The mutation pattern varied between cohorts as depicted in Fig. 2. Notably, among patients who developed BM compared to non-BM, higher prevalence of BRCA2 mutations (cases: 4/18 vs 3/68; percentage: 22.2% vs 4.4%, p = 0.01), APC mutations (cases: 2/18 vs 0/68; percentage: 11.1% vs 0.0%, p = 0.005), SMAD4 mutations (cases: 2/18 vs 1/68; percentage: 11.1% vs 1.5%, p = 0.05) and CDKN2A mutations (cases 2/18 vs 1/68; percentage: 11.1% vs 1.5%, p = 0.05) were observed. Supplementary Table 1 compares the prevalence of individual mutations between BM and non-BM. A higher prevalence of BRCA1 was seen in BM vs non-BM (11.1% vs 2.9%), although this difference is statistically nonsignificant (p = 0.14). Of the BRCA1/2 mutations in this cohort, only 1 patient had a known germline BRCA2 mutation (in BM cohort). Supplementary Table 2 classifies the mutations identified in the BM cohort as pathogenic, uncertain significance, or synonymous variants. Supplementary Fig. 1 compares frequencies of amplified genes between BM and non-BM; no statistically significant differences were seen between these cohorts.
Supplementary Fig. 2 depicts the mutation spectrum observed in 5 patients with brain metastases at the time of cfDNA testing at MBC diagnosis; notably, BRCA1 (20%), BRCA2 (20%), CDKN2A (40%), and APC (40%) were seen in cfDNA in this cohort.
The mutation spectrum for individual patients with BM or non-BM was then plotted, as depicted in Figs. 3, 4, to evaluate patterns of expression among patients with BM (Fig. 3) vs non-BM (Fig. 4).

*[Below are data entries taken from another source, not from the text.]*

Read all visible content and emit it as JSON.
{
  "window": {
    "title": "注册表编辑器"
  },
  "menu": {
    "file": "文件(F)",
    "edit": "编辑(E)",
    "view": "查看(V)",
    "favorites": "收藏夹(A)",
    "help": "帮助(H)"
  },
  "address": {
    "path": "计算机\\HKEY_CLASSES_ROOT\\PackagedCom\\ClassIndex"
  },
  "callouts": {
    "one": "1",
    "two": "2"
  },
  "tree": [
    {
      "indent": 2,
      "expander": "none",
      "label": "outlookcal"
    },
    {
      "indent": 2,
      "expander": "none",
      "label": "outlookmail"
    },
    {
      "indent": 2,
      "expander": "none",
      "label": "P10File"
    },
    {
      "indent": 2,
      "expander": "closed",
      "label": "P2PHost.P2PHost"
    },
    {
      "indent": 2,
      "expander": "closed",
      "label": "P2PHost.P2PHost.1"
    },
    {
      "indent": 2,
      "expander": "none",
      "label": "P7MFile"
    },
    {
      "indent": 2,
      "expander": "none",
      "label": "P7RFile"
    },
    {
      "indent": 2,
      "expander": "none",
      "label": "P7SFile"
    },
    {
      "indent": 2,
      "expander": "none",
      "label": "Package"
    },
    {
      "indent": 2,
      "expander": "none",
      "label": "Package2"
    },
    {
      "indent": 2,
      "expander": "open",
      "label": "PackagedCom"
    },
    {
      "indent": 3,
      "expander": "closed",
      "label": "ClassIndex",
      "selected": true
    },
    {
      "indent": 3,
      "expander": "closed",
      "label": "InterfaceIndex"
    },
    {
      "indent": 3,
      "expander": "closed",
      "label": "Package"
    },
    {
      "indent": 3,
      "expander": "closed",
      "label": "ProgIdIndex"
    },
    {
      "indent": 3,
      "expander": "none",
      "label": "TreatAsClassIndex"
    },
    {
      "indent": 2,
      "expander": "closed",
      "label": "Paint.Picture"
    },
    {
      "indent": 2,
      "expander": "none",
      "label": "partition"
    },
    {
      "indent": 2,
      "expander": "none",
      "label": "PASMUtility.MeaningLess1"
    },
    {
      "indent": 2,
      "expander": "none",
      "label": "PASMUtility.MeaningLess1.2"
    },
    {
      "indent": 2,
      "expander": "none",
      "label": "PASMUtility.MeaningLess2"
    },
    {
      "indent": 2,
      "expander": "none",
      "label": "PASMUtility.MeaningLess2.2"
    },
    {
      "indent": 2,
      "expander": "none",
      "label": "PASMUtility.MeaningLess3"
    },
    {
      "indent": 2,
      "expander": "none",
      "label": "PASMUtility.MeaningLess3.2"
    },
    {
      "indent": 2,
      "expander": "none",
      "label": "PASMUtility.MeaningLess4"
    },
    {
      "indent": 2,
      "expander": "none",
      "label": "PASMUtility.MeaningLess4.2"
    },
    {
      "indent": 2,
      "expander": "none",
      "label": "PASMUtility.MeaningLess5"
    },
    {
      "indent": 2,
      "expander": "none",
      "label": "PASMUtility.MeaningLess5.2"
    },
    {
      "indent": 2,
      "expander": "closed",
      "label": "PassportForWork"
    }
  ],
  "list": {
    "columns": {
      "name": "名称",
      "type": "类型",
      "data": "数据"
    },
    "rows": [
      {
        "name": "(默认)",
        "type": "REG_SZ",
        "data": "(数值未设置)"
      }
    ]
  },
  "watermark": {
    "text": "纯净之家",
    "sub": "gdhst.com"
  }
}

We were particularly interested in the expression of APC, BRCA2, CKDN2A, and SMAD4 given the statistically significant higher prevalence seen in BM within the entire cohort. We observed that 7/18 patients who developed BM had at least 1 of the following 4 mutations present in baseline cfDNA: APC, BRCA2, CDKN2A, or SMAD4 compared to only 5/68 patients with non-BM who had at least 1 of those 4 mutations (p = 0.001). Thus, this genomic pattern (having at least 1 of the following 4 mutations: APC, BRCA2, CDKN2A, or SMAD4) has a positive predictive value of 58%, negative predictive value of 85%, sensitivity of 39%, and specificity of 93% for prediction of early onset brain metastases in patients with MBC.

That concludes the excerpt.